Why would you rig the LIBOR rate?  The higher the overnight rate a bank pays, the riskier the bank’s perceived prospects.  The higher the LIBOR rate, the riskier the banks’ perception of the economy.  The purpose of falsely reporting a lower rate than the actual rate is to make the public think things are better than they are.

I’m not sure who suffered economic hardship because of the false LIBOR rate.  If credit card interest and variable mortgage interest were lower than they otherwise would have been, that would be good news for borrowers.  It would have hurt municipal and county governments with funds they were parking in short term securities—for example, money they’d raised on a bond issue for a new school or sewerage plant they hadn’t gotten around to spending yet.

If the banks had reported a falsely high LIBOR rate, that would have jacked up the returns on variable rate investments.  Who profited and who lost would have depended on who was borrowing and who was lending at any given time.

What’s at stake is the principle of the thing.  You can’t make good economic decisions based on lies.

If this scandal had happened in the United States, we would expect that (1) the financial institutions would pay fines of lesser amounts than their profits from the rigging and (2) nobody would go to jail.  It will be interesting to see if things work differently in the United Kingdom.

Click on Q&A: Barclays and bank rates for a basic summary of the LIBOR scandal by BBC News.

Click on The LIBOR scandal: The rotten heart of finance for a more detailed summary of the LIBOR scandal by The Economist, which says the LIBOR rate has been manipulated for decades.

Click on JP Morgan, Barclay’s, Other Banksters Investigated for Manipulating Electricity Markets for a report on a completely different financial scandal from Firedoglake.

Click on Why Is Nobody Freaking Out Over the LIBOR Banking Scandal? and LIBOR Banking Scandal Deepens for more about the LIBOR scandal from Matt Taibbi of Rolling Stone.

Click on Massive Furor in UK Over LIBOR Manipulation: Where’s the Outrage Here? and The Real Action in the LIBOR Scandal Was in the Derivatives Trading for more about the LIBOR scandal from Naked Capitalism.

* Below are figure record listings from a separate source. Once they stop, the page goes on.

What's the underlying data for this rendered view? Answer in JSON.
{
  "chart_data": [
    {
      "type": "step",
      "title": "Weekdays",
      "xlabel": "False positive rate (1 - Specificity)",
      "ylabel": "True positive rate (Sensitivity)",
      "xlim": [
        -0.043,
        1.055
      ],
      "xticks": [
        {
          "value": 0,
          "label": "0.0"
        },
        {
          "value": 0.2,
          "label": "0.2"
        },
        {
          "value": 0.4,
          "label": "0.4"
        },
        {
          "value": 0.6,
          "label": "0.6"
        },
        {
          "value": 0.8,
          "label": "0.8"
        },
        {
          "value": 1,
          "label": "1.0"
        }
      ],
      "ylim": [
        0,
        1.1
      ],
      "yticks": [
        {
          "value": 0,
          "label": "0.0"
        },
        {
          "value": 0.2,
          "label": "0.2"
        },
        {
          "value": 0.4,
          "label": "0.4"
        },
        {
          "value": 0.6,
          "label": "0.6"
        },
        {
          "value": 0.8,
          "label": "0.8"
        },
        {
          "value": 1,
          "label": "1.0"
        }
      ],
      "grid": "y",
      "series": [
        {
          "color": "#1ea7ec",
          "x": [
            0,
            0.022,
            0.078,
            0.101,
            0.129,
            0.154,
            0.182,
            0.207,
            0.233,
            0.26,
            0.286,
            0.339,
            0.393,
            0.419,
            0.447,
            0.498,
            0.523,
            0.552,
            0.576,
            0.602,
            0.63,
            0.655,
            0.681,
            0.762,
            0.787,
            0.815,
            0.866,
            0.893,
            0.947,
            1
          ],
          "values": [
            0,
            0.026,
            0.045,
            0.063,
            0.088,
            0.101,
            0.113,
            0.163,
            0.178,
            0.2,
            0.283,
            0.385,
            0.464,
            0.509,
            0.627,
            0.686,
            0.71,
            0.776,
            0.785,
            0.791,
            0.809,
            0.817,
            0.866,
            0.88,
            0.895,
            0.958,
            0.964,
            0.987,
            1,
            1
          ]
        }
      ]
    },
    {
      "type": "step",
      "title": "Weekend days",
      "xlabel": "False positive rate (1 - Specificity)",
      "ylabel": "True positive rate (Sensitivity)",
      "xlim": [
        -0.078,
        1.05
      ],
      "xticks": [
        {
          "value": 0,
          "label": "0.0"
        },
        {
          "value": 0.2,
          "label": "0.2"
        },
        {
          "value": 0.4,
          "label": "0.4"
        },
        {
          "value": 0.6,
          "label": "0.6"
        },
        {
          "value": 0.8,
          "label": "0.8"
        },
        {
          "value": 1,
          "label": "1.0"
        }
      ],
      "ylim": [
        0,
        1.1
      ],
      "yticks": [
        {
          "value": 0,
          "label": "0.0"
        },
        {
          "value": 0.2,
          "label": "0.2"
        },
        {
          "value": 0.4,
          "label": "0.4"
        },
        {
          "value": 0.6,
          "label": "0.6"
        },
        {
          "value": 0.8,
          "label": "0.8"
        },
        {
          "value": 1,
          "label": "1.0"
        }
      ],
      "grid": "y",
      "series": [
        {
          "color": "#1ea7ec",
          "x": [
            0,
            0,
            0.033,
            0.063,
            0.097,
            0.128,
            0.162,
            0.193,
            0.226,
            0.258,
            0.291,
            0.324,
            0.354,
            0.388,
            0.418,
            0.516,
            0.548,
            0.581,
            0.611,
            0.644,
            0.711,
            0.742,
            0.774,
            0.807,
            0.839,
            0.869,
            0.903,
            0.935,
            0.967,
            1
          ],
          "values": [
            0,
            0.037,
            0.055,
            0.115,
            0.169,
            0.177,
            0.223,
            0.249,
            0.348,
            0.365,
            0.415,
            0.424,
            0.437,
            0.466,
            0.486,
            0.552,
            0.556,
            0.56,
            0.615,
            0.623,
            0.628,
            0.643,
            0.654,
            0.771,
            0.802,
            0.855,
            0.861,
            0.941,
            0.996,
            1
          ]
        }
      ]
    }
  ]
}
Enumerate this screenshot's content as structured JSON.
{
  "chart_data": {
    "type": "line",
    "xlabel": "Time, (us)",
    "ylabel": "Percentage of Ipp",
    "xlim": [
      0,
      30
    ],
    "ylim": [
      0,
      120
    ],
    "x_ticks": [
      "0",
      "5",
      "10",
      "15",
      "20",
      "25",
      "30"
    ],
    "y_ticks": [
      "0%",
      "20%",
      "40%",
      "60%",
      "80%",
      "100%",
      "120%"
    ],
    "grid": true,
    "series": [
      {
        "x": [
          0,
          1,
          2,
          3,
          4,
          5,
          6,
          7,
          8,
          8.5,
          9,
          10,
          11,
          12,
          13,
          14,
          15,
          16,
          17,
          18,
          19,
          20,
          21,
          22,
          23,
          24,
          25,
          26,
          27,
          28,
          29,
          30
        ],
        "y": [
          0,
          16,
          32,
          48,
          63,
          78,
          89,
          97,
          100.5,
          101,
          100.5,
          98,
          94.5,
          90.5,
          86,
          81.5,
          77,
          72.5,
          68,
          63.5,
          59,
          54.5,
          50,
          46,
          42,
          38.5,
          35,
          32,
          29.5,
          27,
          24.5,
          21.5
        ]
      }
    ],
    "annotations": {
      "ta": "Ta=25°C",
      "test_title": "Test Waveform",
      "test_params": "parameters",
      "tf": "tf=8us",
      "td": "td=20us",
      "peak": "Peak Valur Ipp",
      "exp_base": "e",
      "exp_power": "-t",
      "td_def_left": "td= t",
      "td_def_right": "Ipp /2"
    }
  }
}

Click on Let’s end this rotten culture that only rewards rogues for an editorial on the LIBOR scandal by The Observer in London.

The wealthy criminal class

June 29, 2012

I’m currently reading a book, Predator Nation: Corporate Criminals, Political Corruption and the Hijacking of America
by Charles H. Ferguson, the maker of “Inside Job,” the outstanding documentary movie about the Wall Street crash.

Ferguson says that the financial crises, such as the housing bubble, are the result of criminal behavior which has gone unpunished, and until people who commit crimes are sent to prison, like Ivan Boesky, Michael Milken and Charles Keating in an earlier era, the situation will not improve.  This sounds like a radical statement, but he backs up his assertions with facts and examples.

It makes me wonder about the point of the Dodd-Frank Act, which grants the government new regulatory powers, when the Bush and Obama administrations refused to use the legal authority they have.

I will post about the book when I have finished it, and digested its conclusions.  Meanwhile you can click on The Scam Wall Street Learned From the Mafia, by Matt Taibbi in Rolling Stone, for an example of what Ferguson was talking about.  Taibbi reported how big banks cheated American municipal and county governments out of billions of dollars by rigging bids on bond issues.  Even when they are exposed, they get off with token civil penalties, not criminal charges.  This is big news.

It is not quite right to refer to “Wall Street” banks, because that implies that the wrongdoers are all American.  This is not the case.   The practices of worst British, German and Swiss banks are at least as bad as the big U.S. banks.

“Wealthy criminal class” is an expression used by Theodore Roosevelt when he was President in the first decade of the 20th century.